Torrance's Del Amo Fashion Center, the largest, single enclosed shopping mall in the nation, presents a glossy image of serene shopping as its 342 shops, department stores and restaurants ring up more than $400 million in retail trade each year.
But a seamier side lies beneath the carefully cultivated appearance of the mall.
Its vast parking lots, arcades, shopping galleries, walkways and restaurants are drawing auto thieves, purse-snatchers and youthful "mall rats" with a penchant for getting into trouble, say mall officials and Torrance police.
It is the kind of trouble that mall officials fear--the kind that ruins the upscale ambiance of their retail center and could drive away customers.
The police say that the mall accounts for almost 20% of the major crimes reported in the city. Although crime there consists almost entirely of nonviolent offenses such as shoplifting, the potential for violence, especially related to youth gangs, is troubling.
"It has gotten pretty heavy," said Misi Misa, 22, a Torrance resident and mall store employee who once was a mall rat and former member of the South Bay's Samoan Army gang.

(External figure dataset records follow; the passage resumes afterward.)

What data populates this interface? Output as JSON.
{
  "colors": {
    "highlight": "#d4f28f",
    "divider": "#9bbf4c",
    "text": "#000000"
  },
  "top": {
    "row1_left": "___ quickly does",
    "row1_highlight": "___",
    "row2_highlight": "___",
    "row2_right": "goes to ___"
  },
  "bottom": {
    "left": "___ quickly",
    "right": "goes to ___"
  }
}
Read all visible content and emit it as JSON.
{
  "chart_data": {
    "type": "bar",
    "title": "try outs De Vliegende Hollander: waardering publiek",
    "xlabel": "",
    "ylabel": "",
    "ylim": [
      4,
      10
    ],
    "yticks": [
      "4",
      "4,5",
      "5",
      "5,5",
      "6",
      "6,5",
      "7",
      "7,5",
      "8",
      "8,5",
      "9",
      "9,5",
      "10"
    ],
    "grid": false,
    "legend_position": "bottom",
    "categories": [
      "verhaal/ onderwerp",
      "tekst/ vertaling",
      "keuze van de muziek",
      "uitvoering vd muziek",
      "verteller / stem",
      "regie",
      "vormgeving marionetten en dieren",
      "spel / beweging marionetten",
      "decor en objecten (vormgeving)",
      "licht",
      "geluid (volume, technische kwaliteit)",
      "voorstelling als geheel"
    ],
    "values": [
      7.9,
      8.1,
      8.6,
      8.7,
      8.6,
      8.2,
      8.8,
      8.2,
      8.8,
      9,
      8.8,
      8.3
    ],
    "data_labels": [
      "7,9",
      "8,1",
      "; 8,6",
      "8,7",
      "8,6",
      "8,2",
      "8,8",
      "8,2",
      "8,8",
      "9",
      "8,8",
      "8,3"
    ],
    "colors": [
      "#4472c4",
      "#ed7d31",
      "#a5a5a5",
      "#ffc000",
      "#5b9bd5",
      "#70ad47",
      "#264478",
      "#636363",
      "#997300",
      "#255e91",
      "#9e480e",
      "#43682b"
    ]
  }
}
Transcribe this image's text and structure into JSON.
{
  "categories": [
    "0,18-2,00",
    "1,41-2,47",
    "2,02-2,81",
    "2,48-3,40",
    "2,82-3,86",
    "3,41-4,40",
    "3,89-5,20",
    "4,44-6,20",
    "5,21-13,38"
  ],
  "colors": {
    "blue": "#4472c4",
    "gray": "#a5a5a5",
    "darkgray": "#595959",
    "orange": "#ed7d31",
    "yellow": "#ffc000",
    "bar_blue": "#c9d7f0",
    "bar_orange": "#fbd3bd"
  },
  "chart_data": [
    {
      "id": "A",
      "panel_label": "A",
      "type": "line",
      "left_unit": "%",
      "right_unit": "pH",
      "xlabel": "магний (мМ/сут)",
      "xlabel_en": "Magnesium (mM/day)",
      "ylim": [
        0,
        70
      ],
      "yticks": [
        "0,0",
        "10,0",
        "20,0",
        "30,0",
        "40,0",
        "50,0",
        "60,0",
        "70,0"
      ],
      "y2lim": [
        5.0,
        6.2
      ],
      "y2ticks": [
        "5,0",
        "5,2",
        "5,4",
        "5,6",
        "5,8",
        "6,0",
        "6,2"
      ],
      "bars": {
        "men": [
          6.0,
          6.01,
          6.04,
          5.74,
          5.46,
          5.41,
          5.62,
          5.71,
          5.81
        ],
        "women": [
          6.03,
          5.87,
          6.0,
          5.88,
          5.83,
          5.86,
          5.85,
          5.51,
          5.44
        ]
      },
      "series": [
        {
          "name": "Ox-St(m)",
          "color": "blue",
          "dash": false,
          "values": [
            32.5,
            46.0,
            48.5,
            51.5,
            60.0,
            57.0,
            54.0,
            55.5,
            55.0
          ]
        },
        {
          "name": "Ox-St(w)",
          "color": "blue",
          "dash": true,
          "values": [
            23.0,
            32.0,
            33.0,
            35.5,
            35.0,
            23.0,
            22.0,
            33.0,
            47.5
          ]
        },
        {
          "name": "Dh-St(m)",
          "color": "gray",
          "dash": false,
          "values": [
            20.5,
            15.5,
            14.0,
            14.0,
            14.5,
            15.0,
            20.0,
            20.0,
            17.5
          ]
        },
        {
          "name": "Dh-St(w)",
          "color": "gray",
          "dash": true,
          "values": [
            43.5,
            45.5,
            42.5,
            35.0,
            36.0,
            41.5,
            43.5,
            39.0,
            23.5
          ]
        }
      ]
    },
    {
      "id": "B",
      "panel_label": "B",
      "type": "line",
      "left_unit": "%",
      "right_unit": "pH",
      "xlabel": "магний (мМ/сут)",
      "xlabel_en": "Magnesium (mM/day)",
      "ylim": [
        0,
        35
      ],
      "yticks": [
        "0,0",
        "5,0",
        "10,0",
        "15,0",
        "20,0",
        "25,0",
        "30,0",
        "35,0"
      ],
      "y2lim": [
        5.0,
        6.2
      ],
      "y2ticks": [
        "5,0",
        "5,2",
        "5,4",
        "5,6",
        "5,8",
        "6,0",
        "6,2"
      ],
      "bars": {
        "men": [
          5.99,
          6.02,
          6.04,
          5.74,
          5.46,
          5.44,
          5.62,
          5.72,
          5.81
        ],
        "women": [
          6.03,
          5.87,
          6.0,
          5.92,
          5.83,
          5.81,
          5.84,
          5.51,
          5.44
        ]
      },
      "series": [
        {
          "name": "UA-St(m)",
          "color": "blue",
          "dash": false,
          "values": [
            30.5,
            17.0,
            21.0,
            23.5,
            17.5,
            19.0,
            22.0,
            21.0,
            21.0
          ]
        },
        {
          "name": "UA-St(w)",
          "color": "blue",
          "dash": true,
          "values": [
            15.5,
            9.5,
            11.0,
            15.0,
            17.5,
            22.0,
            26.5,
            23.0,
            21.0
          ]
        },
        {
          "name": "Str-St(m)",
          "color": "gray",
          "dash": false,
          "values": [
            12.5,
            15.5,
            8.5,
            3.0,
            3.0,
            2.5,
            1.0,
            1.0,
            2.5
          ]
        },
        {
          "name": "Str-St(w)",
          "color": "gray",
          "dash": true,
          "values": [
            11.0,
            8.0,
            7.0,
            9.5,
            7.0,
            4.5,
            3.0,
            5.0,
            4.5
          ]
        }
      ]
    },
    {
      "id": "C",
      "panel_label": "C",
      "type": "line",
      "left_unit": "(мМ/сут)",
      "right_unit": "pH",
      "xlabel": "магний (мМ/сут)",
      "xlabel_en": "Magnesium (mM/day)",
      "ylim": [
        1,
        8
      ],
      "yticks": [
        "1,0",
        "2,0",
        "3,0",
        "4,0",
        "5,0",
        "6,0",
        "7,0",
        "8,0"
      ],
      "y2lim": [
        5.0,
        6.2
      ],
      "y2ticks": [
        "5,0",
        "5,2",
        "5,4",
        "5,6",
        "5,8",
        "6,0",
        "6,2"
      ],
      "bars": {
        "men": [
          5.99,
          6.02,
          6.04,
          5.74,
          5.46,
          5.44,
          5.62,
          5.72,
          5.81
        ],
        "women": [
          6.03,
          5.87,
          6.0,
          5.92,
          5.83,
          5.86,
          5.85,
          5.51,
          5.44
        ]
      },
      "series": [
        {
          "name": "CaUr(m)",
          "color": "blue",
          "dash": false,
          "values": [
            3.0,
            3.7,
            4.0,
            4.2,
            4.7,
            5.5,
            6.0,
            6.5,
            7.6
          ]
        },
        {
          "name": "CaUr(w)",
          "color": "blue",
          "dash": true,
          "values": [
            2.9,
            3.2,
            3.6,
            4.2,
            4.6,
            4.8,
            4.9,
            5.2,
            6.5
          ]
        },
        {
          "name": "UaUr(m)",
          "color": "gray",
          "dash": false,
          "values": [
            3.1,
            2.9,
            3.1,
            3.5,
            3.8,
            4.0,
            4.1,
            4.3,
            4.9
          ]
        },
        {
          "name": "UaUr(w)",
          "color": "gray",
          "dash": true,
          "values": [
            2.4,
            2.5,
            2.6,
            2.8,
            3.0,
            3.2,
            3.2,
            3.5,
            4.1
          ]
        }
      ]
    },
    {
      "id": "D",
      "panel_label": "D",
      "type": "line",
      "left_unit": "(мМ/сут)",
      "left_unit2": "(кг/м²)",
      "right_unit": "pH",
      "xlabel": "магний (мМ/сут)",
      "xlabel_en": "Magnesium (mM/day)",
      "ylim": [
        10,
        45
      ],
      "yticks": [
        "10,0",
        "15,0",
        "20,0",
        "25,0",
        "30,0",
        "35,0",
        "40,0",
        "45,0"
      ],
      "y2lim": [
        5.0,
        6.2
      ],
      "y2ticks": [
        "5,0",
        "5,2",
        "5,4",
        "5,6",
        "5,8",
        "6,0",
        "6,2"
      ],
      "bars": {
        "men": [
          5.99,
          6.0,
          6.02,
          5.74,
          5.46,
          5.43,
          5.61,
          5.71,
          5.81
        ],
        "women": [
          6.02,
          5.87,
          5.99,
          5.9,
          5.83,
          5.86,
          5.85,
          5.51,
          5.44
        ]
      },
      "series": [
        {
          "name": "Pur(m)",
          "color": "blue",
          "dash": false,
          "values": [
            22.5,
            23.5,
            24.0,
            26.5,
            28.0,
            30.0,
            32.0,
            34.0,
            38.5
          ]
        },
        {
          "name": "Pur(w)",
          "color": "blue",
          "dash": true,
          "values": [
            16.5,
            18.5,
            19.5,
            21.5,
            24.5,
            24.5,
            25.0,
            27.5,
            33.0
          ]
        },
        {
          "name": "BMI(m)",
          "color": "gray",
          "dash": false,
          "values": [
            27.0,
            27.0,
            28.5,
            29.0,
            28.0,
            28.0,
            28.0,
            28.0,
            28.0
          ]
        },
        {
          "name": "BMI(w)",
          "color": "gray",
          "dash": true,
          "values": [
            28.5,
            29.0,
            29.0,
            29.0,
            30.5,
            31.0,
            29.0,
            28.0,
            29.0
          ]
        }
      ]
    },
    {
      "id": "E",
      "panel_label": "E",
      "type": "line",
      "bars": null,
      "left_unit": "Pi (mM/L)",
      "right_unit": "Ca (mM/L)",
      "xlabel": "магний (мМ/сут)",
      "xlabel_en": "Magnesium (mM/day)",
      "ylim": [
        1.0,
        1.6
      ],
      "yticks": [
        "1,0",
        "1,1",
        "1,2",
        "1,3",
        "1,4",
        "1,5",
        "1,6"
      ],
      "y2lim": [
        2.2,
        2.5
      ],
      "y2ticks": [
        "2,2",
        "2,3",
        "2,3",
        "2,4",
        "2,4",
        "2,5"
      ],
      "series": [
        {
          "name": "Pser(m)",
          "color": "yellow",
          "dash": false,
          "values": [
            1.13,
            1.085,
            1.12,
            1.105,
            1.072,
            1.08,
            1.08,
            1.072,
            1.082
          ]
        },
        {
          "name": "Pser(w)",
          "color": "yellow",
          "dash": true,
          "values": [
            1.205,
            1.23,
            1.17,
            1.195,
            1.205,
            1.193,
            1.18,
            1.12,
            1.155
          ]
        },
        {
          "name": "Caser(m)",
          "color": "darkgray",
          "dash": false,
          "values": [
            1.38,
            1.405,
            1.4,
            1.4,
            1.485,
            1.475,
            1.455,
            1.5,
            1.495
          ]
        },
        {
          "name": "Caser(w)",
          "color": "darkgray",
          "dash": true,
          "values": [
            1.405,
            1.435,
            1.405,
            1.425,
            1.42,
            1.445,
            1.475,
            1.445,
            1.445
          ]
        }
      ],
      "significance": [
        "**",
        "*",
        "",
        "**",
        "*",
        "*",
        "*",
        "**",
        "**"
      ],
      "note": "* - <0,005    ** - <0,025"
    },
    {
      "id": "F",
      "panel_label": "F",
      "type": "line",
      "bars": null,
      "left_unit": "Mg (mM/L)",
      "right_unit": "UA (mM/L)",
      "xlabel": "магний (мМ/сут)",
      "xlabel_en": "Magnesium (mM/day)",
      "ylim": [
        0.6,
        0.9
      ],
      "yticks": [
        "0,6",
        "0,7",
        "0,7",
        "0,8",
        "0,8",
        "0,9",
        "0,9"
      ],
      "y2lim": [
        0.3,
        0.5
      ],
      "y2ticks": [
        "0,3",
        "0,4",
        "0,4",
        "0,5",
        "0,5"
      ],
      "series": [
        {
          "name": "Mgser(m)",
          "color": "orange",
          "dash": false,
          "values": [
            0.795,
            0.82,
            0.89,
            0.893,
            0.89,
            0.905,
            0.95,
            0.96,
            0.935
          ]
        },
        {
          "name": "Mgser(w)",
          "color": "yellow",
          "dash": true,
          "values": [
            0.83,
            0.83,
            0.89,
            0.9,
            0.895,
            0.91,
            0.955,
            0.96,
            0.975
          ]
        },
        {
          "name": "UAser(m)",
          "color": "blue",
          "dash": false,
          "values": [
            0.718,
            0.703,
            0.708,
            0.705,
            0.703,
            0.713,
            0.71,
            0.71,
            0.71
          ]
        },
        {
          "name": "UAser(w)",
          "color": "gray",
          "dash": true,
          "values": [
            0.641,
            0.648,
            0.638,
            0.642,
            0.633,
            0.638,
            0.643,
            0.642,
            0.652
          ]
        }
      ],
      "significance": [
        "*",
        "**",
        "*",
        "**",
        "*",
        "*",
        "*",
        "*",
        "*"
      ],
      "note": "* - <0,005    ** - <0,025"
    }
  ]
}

"I used to come here a lot. About a month ago, I almost got jumped by some Crip gang from San Pedro, the Second Street Mob," Misa said.
To prevent the situation from getting worse, the City Council on Tuesday approved a storefront police substation at the mall, adding a fourth officer to the shopping center detail during the holiday shopping crush. In addition, the Police Department will step up coverage by police reserve officers and make efforts to improve admittedly poor coordination among police and three private security forces operating at the mall.
The Torrance Co., which owns the mall, has agreed to pay $150,000, or 68%, of the salaries of the three officers who will work out of the storefront station. In addition, the mall company is providing the space without rent and stocking it with office equipment worth $15,560. The city receives 1% of the malls sales through sales tax, roughly $4 million this year.
Torrance Co. President James Jones said Wednesday he is enthusiastic about the police presence in the storefront, adding that police "have been super" in recent weeks in responding to mall concerns about security.
A clause in a five-year agreement between the city and the Torrance Co. stipulates that the officers subsidized by the mall work solely for the Police Department and that mall officials have no say in their duties.
The move to put the existing three-officer shopping center detail in a storefront comes more than a year after Jones wrote city officials about a wave of auto thefts from the mall parking lots.
"We need the presence of the city's Police Department at Del Amo to help us preserve our image and the revenue directed to the city," Jones wrote city officials in August, 1986.
Thirty-four cars had been stolen from the mall that August--more than one a day. During the first six months of this year, 141 cars were stolen. The pace has improved since police launched a crackdown this summer.
'Provide a Safe Place'
Auto theft is the most serious crime problem at the mall. Only theft--generally shoplifting--is more common, and that is not the type of crime that chases away customers.
Police officials surveyed police presence at the Glendale Galleria, the Hawthorne Mall, the South Coast Plaza in Orange County and found that all had some sort of storefront operation and a higher concentration of police officers.
"All three of these cities' shopping areas combined are smaller than just the Del Amo Fashion Center alone and yet they have a combined staff of 10 officers, three sergeants and a services officer," Police Chief Donald Nash wrote in a recent report to the city manager.
Nash said the Del Amo mall and Torrance's other shopping areas "have expanded their operations while the level of police service has expanded only minimally. In an effort to provide a safe place for citizens to shop, the Police Department must adjust its level of service to the shopping areas by adding additional personnel and equipment."
Torrance began a two-member shopping center detail in 1984 to cover Del Amo, the Old Towne Plaza, the Rolling Hills Shopping Center and the downtown business district. On June 30, the department added a third officer.
A storefront operation, Nash said, will permit quicker reaction, establish a higher profile for the police at the mall, assist store and mall security guards making arrests and provide a place for community outreach on crime prevention and police recruiting. Some parts of the storefront operation may be handled by Police Explorer Scouts, Neighborhood Watch members and senior citizen volunteers.
Hone said that the facility will have two holding areas for people who are arrested and that misdemeanor arrests at the mall--many for shoplifting--will be handled entirely at the storefront substation.